• Irrigation was once considered an option for Southeast farmers, but it appears it's now becoming a necessity.
It’ll come as no surprise to many of you that irrigation was determined to be the No. 1 key in our recent listing to the Keys to Peanut Profitability.
In our online poll where we asked our readers to select their own No. 1 key, irrigation received more votes than any of the other nine choices.
What once was considered to be an option for Southeastern farmers appears to be becoming a necessity. But like with most things, adoption has been slower in some parts of the region than in others.
In Alabama, especially, row-crop farmers are considered “under-irrigated” when compared to their counterparts in Georgia, Florida and Mississippi. And it certainly isn’t because the state’s rainfall is more abundant.
While Alabama receives an average rainfall amount of 55 inches per year, drought severity — particularly during the summer months — is just as commonplace in Alabama as in neighboring states.
Although data suggests a major expansion of irrigation on Alabama’s farmland would significantly boost profit margins and agriculture’s impact on the state, growers said in a recent survey that too many obstacles still stand between them and adopting irrigation technology.
Currently it’s estimated that only about 10 percent, or fewer than 120,000 acres of the state’s farmland, is irrigated. In comparison, Georgia and Mississippi each have more than one million acres under irrigation.
It’ll come as no shock that Alabama farmers cite finances as their primary obstacle to irrigation, including the costs of installing, improving and powering irrigation systems, the inability to finance such systems, and concerns that irrigation wouldn’t pay for itself in a timely enough manner.
The consequences of under-irrigating have been dire. It’s not simply a case of Alabama farmers lagging behind their neighbors in average crop yields. Researchers say that the agricultural sector’s failure to make full use of its irrigation potential has resulted in a major loss in row-crop production along with inestimable damage to countless rural economies.
But maybe it’s not too late to try and remedy the situation. People in position to do something about it have taken notice, and there are hopeful signs.
For one, the Alabama Legislature, in its most recent session, turned its focus from the immigration issue long enough to pass a bill that could prove beneficial for farmers wanting to irrigate.
The new state income tax credit will provide up to $10,000 for growers to adopt irrigation technologies and practices.
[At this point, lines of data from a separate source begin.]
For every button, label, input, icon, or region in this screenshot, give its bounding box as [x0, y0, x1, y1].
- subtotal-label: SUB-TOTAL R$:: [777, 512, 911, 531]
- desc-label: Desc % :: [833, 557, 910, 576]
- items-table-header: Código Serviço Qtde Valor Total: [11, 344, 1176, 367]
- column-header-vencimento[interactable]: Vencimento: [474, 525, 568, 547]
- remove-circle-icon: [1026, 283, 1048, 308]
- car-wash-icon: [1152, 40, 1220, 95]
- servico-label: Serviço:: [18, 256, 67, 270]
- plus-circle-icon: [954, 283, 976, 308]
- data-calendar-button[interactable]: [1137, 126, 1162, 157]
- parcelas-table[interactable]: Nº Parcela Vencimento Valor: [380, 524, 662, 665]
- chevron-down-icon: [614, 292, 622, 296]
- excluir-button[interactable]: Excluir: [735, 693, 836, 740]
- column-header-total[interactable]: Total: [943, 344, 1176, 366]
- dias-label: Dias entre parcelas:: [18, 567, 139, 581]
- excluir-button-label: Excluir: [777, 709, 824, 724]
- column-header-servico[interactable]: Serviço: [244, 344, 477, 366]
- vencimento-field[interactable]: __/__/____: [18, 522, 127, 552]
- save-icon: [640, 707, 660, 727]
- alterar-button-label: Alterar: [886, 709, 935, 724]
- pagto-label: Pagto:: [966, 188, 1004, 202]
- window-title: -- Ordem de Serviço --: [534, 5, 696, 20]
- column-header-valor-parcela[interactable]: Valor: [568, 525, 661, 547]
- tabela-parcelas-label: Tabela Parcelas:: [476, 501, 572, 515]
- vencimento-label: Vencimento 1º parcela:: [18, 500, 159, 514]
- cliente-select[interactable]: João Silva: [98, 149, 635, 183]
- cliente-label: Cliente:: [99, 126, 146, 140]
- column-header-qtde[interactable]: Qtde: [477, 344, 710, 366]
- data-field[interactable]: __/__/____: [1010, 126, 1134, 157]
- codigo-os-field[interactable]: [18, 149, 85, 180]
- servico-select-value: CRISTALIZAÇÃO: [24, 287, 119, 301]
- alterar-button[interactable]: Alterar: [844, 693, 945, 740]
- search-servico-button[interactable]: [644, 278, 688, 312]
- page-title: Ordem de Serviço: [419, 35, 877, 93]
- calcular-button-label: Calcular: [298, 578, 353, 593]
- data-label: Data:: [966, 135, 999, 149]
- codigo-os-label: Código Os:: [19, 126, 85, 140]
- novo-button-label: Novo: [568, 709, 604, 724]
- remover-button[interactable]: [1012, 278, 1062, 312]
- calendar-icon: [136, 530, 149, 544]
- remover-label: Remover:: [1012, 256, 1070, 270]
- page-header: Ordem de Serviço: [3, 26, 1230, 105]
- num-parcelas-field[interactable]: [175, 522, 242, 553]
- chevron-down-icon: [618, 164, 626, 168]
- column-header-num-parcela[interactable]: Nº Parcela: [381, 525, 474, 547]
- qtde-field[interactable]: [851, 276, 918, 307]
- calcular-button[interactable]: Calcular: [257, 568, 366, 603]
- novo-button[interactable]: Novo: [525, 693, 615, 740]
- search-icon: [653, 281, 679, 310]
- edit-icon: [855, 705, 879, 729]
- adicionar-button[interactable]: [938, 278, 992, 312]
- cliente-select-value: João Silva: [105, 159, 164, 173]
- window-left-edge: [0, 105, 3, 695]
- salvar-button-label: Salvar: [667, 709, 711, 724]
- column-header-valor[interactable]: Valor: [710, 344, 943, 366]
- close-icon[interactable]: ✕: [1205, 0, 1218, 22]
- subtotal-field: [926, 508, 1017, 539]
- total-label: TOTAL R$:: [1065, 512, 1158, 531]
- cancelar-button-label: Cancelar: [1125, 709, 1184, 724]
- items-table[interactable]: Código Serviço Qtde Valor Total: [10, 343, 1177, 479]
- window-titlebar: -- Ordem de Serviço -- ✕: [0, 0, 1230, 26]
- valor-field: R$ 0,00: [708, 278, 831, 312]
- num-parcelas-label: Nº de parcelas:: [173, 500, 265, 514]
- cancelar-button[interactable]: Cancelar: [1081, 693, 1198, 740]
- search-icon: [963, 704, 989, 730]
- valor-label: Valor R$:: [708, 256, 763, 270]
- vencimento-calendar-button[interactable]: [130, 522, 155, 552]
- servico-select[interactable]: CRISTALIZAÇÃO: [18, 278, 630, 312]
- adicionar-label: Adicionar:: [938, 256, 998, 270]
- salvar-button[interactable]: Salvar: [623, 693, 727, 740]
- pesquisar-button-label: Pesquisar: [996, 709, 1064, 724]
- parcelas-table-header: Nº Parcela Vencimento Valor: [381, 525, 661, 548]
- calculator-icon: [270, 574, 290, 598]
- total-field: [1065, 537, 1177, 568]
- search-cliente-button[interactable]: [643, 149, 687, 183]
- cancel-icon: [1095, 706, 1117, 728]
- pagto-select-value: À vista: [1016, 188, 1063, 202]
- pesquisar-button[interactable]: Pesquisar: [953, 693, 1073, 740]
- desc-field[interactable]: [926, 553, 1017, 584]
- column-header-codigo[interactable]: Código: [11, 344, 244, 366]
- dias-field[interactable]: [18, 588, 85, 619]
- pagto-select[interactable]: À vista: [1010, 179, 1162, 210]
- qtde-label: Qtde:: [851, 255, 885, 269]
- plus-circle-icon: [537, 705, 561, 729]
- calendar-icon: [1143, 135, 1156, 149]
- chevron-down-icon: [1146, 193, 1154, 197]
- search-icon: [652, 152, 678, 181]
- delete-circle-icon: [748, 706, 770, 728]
The credit will cover such things as constructing reservoirs, purchasing irrigation equipment, and converting diesel irrigation systems to electric.
In addition, the Alabama Irrigation Summit, sponsored by numerous state agricultural agencies and organizations, will be held Aug. 15 at the Alabama Department of Agriculture and Industries Richard Beard Building, at 1445 Federal Drive, Montgomery.
The summit promises to be an “open and frank” discussion about “irrigation's immense potential for enhancing Alabama agricultural output and revitalizing rural economies.”
It’ll be a rare opportunity for the state’s farmers to meet with policy-makers and water-use experts, with the ultimate goal of coming up with a comprehensive strategy for the widespread adoption of irrigation technologies and practices and also removing the barriers that have historically hampered this adoption
It’s a must-attend meeting for anyone in Alabama who is farming, or who is interested in the long-term viability of farming in the state. For more information and to register, visit http://www.aaes.auburn.edu/water/conf/2012/.
I would be remiss not to mention here that our Lower Southeast Peanut Profitability Award winners this year — the Terry’s from Lake City, Fla. — are dryland producers, and they averaged 5,800 pounds of peanuts per acre with no irrigation.
However, they have a very unique production system, and they’ll be the first to tell you they’ve been extremely fortunate in maintaining high yields during drought years. In other words, dryland farming is not for the faint of heart, or the inexperienced.